Portugal toma el camino contrario a España: fin al límite de precios y más agilidad para echar a okupas

Liberalizará el mercado del arrendamiento y reforzará, al mismo tiempo, la protección social de las personas que puedan verse afectadas por una pérdida de su hogar.

Portugal ha dado un giro de 180 grados en su política de vivienda, con el objetivo de aumentar la oferta de vivienda en alquiler y devolver la confianza a los propietarios. Para ello liberalizará el mercado del arrendamiento y reforzará, al mismo tiempo, la protección social de las personas que puedan verse afectadas por una pérdida de su hogar.

Entre las principales novedades figura la eliminación de las limitaciones para actualizar las rentas entre contratos la flexibilización de las condiciones sobre fianzas y pagos anticipados, la simplificación de las comunicaciones entre arrendadores e inquilinos y la aceleración de los procedimientos de desahucio y de resolución de litigios.

La propuesta también permitirá a los propietarios oponerse a la primera renovación automática de un contrato y reducirá de tres a dos meses el período de impago necesario para iniciar un procedimiento de desahucio, además de facilitar la rescisión del contrato en casos de retrasos reiterados en el pago del alquiler.

El Ejecutivo asegura, no obstante, que la reforma mantiene mecanismos específicos de protección para personas mayores, ciudadanos con discapacidad y hogares económicamente vulnerables. Es por eso que aprobaron la creación del Fondo de Emergencia para la Vivienda, destinado a financiar el realojamiento de personas y familias que pierdan su vivienda por causas como desahucios motivados por dificultades económicas o situaciones de violencia doméstica.

El fondo concederá ayudas directas no reembolsables para facilitar un alojamiento temporal o permanente y pretende garantizar una respuesta inmediata en situaciones de emergencia habitacional.

Según el Gobierno, con este mecanismo será el Estado, y no los propietarios, quien asuma el coste social de estas situaciones extraordinarias, con el objetivo de proteger a los colectivos más vulnerables sin comprometer el funcionamiento del mercado del alquiler.

La reforma llega en un momento en que Portugal atraviesa una de las mayores crisis de acceso a la vivienda de Europa.
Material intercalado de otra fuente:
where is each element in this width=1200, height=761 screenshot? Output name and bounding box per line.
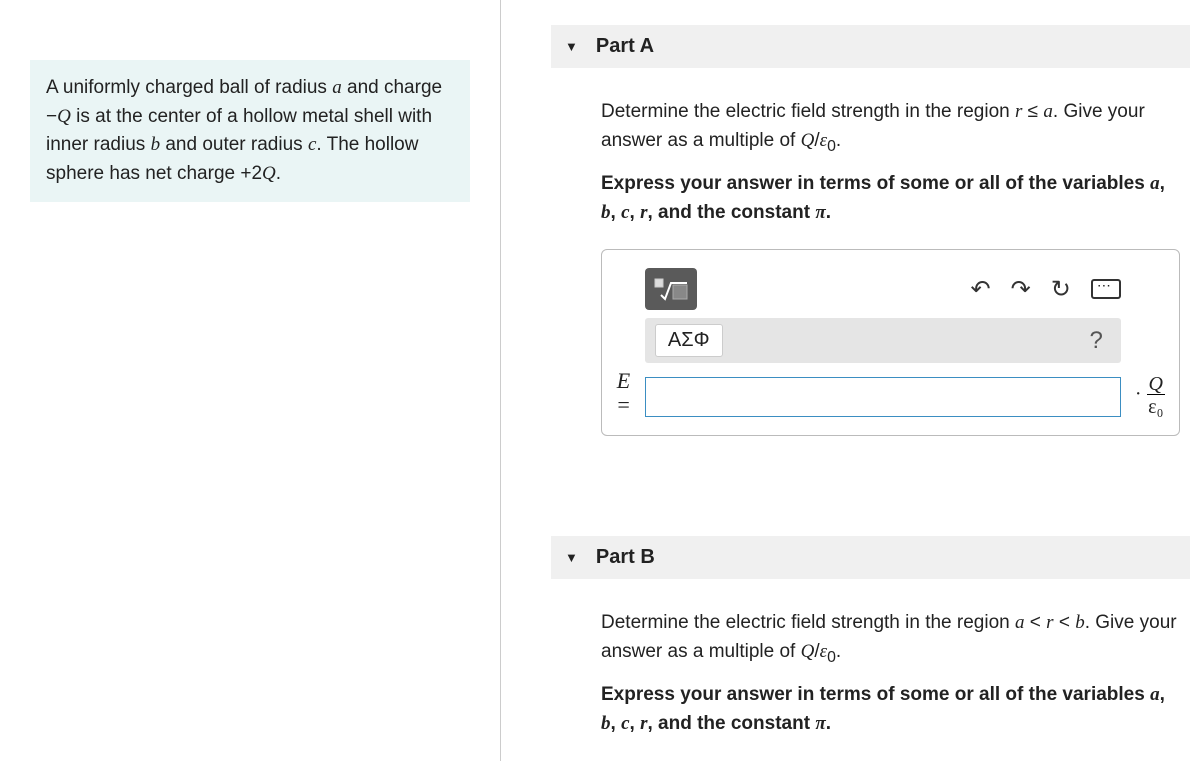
part-b-instruction: Determine the electric field strength in… — [601, 609, 1180, 669]
part-a-label: Part A — [596, 35, 654, 58]
equation-editor-button[interactable] — [645, 268, 697, 310]
part-b-header[interactable]: ▼ Part B — [551, 536, 1190, 579]
part-b-format: Express your answer in terms of some or … — [601, 681, 1180, 738]
toolbar-row-1: ↶ ↷ ↻ — [645, 268, 1121, 310]
part-a-instruction: Determine the electric field strength in… — [601, 98, 1180, 158]
part-a-format: Express your answer in terms of some or … — [601, 170, 1180, 227]
answer-input[interactable] — [645, 377, 1121, 417]
help-button[interactable]: ? — [1082, 327, 1111, 355]
collapse-icon: ▼ — [565, 39, 578, 54]
sqrt-icon — [651, 275, 691, 303]
unit-suffix: · Q ε₀ — [1135, 374, 1165, 417]
toolbar-row-2: ΑΣΦ ? — [645, 318, 1121, 363]
keyboard-icon[interactable] — [1091, 279, 1121, 299]
reset-icon[interactable]: ↻ — [1051, 275, 1071, 304]
collapse-icon: ▼ — [565, 550, 578, 565]
greek-letters-button[interactable]: ΑΣΦ — [655, 324, 723, 357]
undo-icon[interactable]: ↶ — [971, 275, 991, 304]
redo-icon[interactable]: ↷ — [1011, 275, 1031, 304]
answer-box: E= — [601, 249, 1180, 436]
part-a-header[interactable]: ▼ Part A — [551, 25, 1190, 68]
problem-statement: A uniformly charged ball of radius a and… — [30, 60, 470, 202]
part-b-label: Part B — [596, 546, 655, 569]
equation-lhs: E= — [616, 369, 631, 417]
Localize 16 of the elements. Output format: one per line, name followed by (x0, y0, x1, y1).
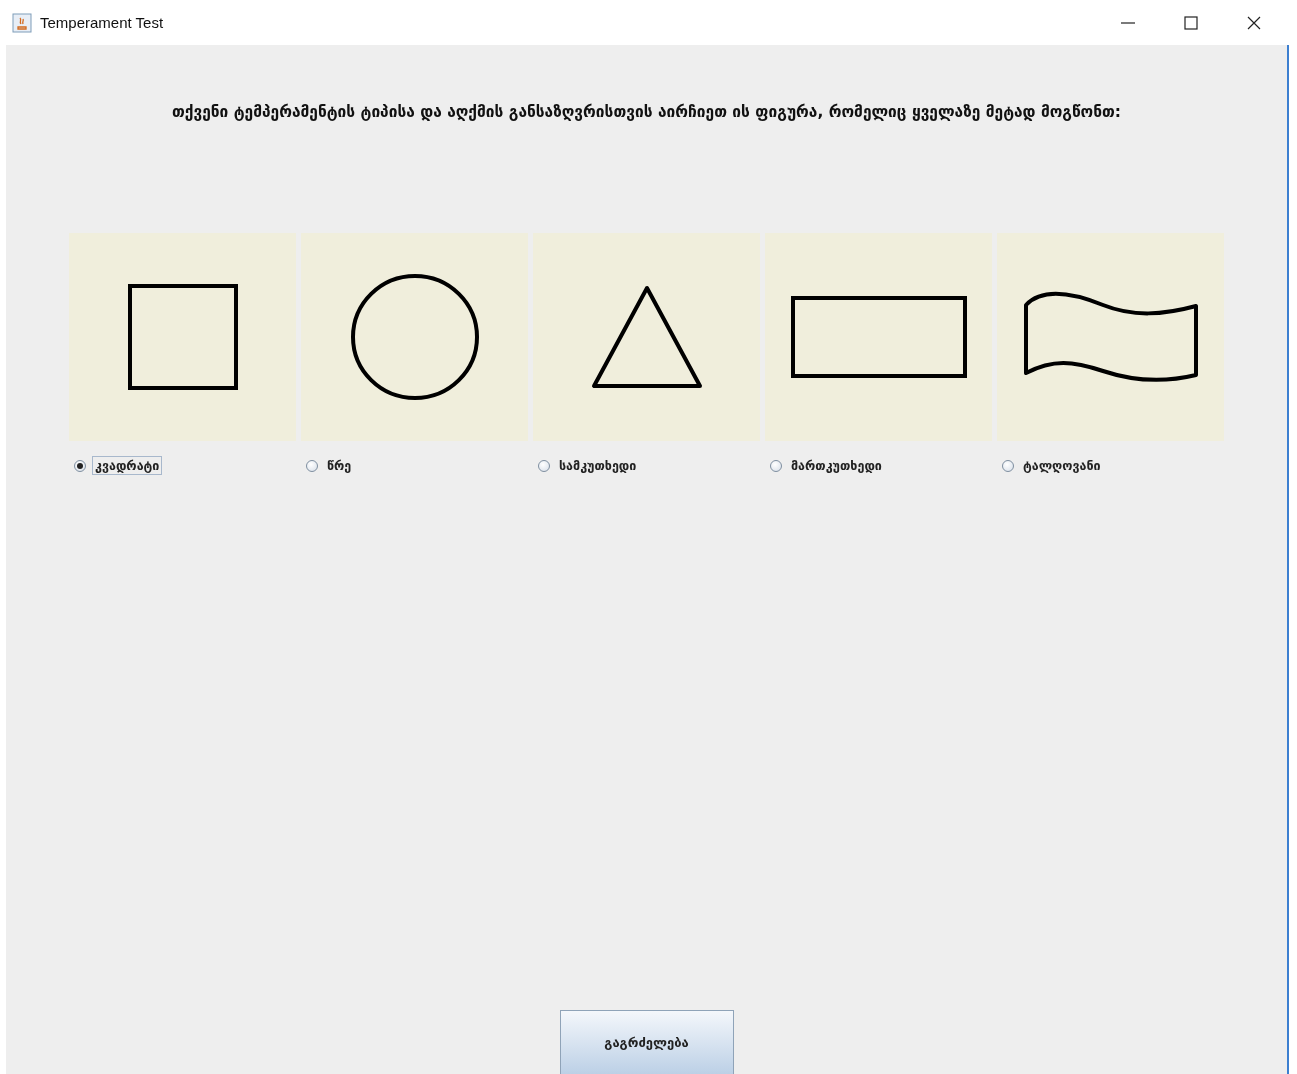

Según el Gobierno, alrededor de 250.000 viviendas permanecen vacías porque muchos propietarios prefieren no alquilarlas ante la inseguridad jurídica, mientras el país cuenta con cerca de un millón de viviendas arrendadas, muchas de ellas sujetas a contratos antiguos con rentas reducidas.

Al mismo tiempo, el encarecimiento de la vivienda se ha acelerado en los últimos años. Los alquileres de los nuevos contratos casi se han duplicado desde 2017, mientras que el precio de la vivienda aumentó un 17,8 % interanual en el primer trimestre de 2026, el mayor incremento registrado entre los países de la Unión Europea.